In Dubai, Belgium is struggling to modernize its business card
When it comes to selling abroad, Belgium and its regions find it difficult to stand out from the traditional image attached to the country.
Eddy Merckx, fries, chocolate, waffles and comics. Lots of comics. At the Dubai World Expo, Belgium and its three Regions seem to have had great difficulty in standing out from traditional image attached to the country when it comes to selling abroad.
If the Belgian pavilion designed by the Louviérois architect Vincent Callebaut is unanimously considered as a great success with its green facade, its semi-open restaurant and its popular rooftop, interior design and access to the “Arche Verte” On the other hand, left some of the participants who had made the trip this week to the wealthy Emirate for the Wallonia-Brussels week at the Universal Exhibition more perplexed.
Six personalities
The spaces on the different floors of the building are indeed very largely dedicated with the usual Belgian themes, even if these are presented through virtual reality or immersive projections that are the work of Belgian companies specializing in digital technology. The queue for the pavilion is “guarded” by six life-size cartoon figures by the Flemish illustrator Charel Cambré from the Amoras series. We find our inescapable five-time winner of the Tour de France – for the last time 47 years ago all the same -, as well as the astronaut Frank De Winne, the athlete Nafi Thiam, the triathlete Marc Herremans, the astrophysicist from Liège. Michaël Gillon, and Ilham Kadri, CEO of Solvay. Not sure that this is likely to attract visitors.
On the other hand, nothing or almost nothing on the new sectors of the future that are developed in the country in recent decades: biotechnology and pharmacy – one of the rare sectors where Flanders and Wallonia play in the same division -, green energies – the famous thermo-solar receivers or the green hydrogen of John Cockerill – or even the equivalent sector, one of the new calling cards of Belgian know-how.
“Let’s not forget that this is an exhibition for the general public. This Belgian business card has its added value.”

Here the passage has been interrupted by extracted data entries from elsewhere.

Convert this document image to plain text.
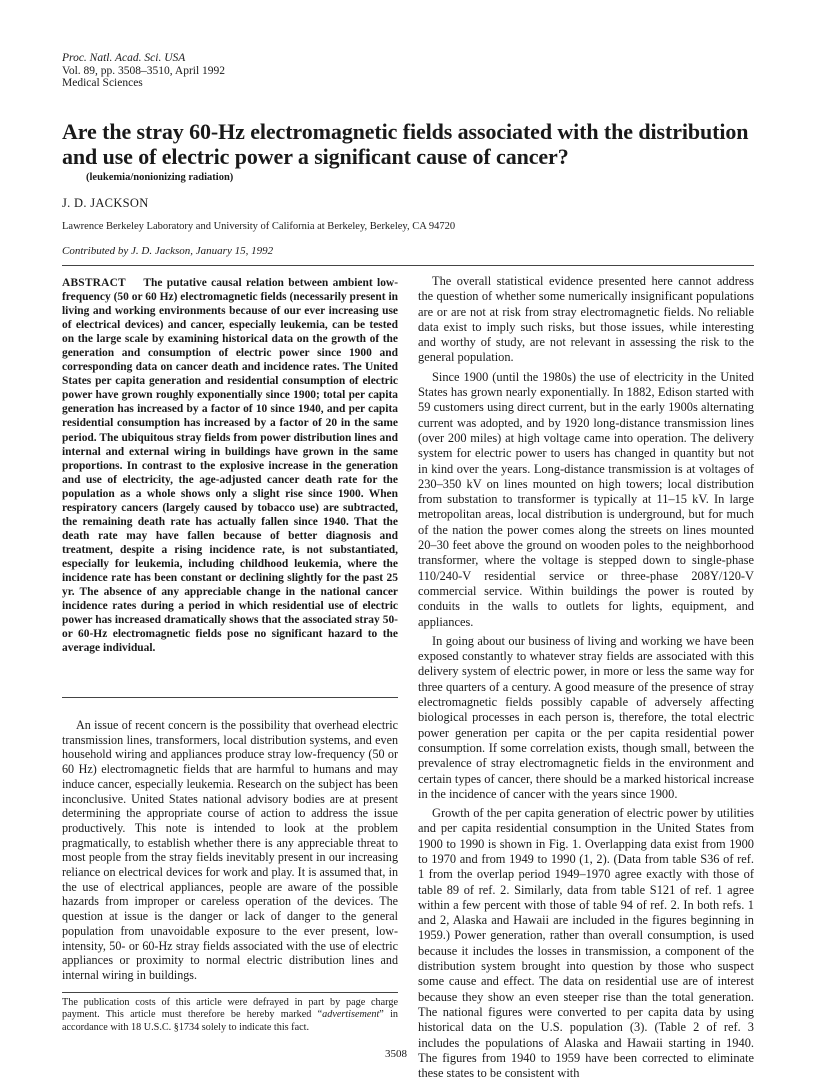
Proc. Natl. Acad. Sci. USA
Vol. 89, pp. 3508–3510, April 1992
Medical Sciences
Are the stray 60-Hz electromagnetic fields associated with the distribution and use of electric power a significant cause of cancer?
(leukemia/nonionizing radiation)
J. D. JACKSON
Lawrence Berkeley Laboratory and University of California at Berkeley, Berkeley, CA 94720
Contributed by J. D. Jackson, January 15, 1992
ABSTRACT The putative causal relation between ambient low-frequency (50 or 60 Hz) electromagnetic fields (necessarily present in living and working environments because of our ever increasing use of electrical devices) and cancer, especially leukemia, can be tested on the large scale by examining historical data on the growth of the generation and consumption of electric power since 1900 and corresponding data on cancer death and incidence rates. The United States per capita generation and residential consumption of electric power have grown roughly exponentially since 1900; total per capita generation has increased by a factor of 10 since 1940, and per capita residential consumption has increased by a factor of 20 in the same period. The ubiquitous stray fields from power distribution lines and internal and external wiring in buildings have grown in the same proportions. In contrast to the explosive increase in the generation and use of electricity, the age-adjusted cancer death rate for the population as a whole shows only a slight rise since 1900. When respiratory cancers (largely caused by tobacco use) are subtracted, the remaining death rate has actually fallen since 1940. That the death rate may have fallen because of better diagnosis and treatment, despite a rising incidence rate, is not substantiated, especially for leukemia, including childhood leukemia, where the incidence rate has been constant or declining slightly for the past 25 yr. The absence of any appreciable change in the national cancer incidence rates during a period in which residential use of electric power has increased dramatically shows that the associated stray 50- or 60-Hz electromagnetic fields pose no significant hazard to the average individual.

An issue of recent concern is the possibility that overhead electric transmission lines, transformers, local distribution systems, and even household wiring and appliances produce stray low-frequency (50 or 60 Hz) electromagnetic fields that are harmful to humans and may induce cancer, especially leukemia. Research on the subject has been inconclusive. United States national advisory bodies are at present determining the appropriate course of action to address the issue productively. This note is intended to look at the problem pragmatically, to establish whether there is any appreciable threat to most people from the stray fields inevitably present in our increasing reliance on electrical devices for work and play. It is assumed that, in the use of electrical appliances, people are aware of the possible hazards from improper or careless operation of the devices. The question at issue is the danger or lack of danger to the general population from unavoidable exposure to the ever present, low-intensity, 50- or 60-Hz stray fields associated with the use of electric appliances or proximity to normal electric distribution lines and internal wiring in buildings.

The publication costs of this article were defrayed in part by page charge payment. This article must therefore be hereby marked “advertisement” in accordance with 18 U.S.C. §1734 solely to indicate this fact.

The overall statistical evidence presented here cannot address the question of whether some numerically insignificant populations are or are not at risk from stray electromagnetic fields. No reliable data exist to imply such risks, but those issues, while interesting and worthy of study, are not relevant in assessing the risk to the general population.

Since 1900 (until the 1980s) the use of electricity in the United States has grown nearly exponentially. In 1882, Edison started with 59 customers using direct current, but in the early 1900s alternating current was adopted, and by 1920 long-distance transmission lines (over 200 miles) at high voltage came into operation. The delivery system for electric power to users has changed in quantity but not in kind over the years. Long-distance transmission is at voltages of 230–350 kV on lines mounted on high towers; local distribution from substation to transformer is typically at 11–15 kV. In large metropolitan areas, local distribution is underground, but for much of the nation the power comes along the streets on lines mounted 20–30 feet above the ground on wooden poles to the neighborhood transformer, where the voltage is stepped down to single-phase 110/240-V residential service or three-phase 208Y/120-V commercial service. Within buildings the power is routed by conduits in the walls to outlets for lights, equipment, and appliances.

In going about our business of living and working we have been exposed constantly to whatever stray fields are associated with this delivery system of electric power, in more or less the same way for three quarters of a century. A good measure of the presence of stray electromagnetic fields possibly capable of adversely affecting biological processes in each person is, therefore, the total electric power generation per capita or the per capita residential power consumption. If some correlation exists, though small, between the prevalence of stray electromagnetic fields in the environment and certain types of cancer, there should be a marked historical increase in the incidence of cancer with the years since 1900.

Growth of the per capita generation of electric power by utilities and per capita residential consumption in the United States from 1900 to 1990 is shown in Fig. 1. Overlapping data exist from 1900 to 1970 and from 1949 to 1990 (1, 2). (Data from table S36 of ref. 1 from the overlap period 1949–1970 agree exactly with those of table 89 of ref. 2. Similarly, data from table S121 of ref. 1 agree within a few percent with those of table 94 of ref. 2. In both refs. 1 and 2, Alaska and Hawaii are included in the figures beginning in 1959.) Power generation, rather than overall consumption, is used because it includes the losses in transmission, a component of the distribution system brought into question by those who suspect some cause and effect. The data on residential use are of interest because they show an even steeper rise than the total generation. The national figures were converted to per capita data by using historical data on the U.S. population (3). (Table 2 of ref. 3 includes the populations of Alaska and Hawaii starting in 1940. The figures from 1940 to 1959 have been corrected to eliminate these states to be consistent with

3508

“There is nothing original,” admitted Pierre-Yves Jeholet, Minister-President of the Wallonia-Brussels Federation (FWB). “But the fries, the waffles, the chocolate… That’s what people expect from Belgium. Let’s not forget that this is a general public exhibition. This Belgian business card has its added value “, he assured.” It is a choice. For the general public, we must continue to put on eye-catching products “, argued for her part Pascale Delcominette, the leader of Awex, who recalled that it was necessary to take into account the theme of the part of the Exhibition where the Belgian pavilion is located – mobility -, but also the sensitivity and demands of the different regions of the country. “But how we can better showcase our strengths will certainly be a part of discussions that we will have ” for the next exhibition, she added.
In defense of Belgium, it should be noted that many other pavilions located in the same area also only marginally address this topic of mobility. And that a good number of countries, like France for example, also hesitate very clearly between traditional clichés and visions of the future. But Bob and Bobette, Spirou and Fantasio as well as Eddy Merckx, it starts to date a little. And it is also and above all rather reductive. The Belgium of 2021 is a land of vaccines, digital technologies, connected electric bikes and aerospace companies, with a plethora of scientists international aura.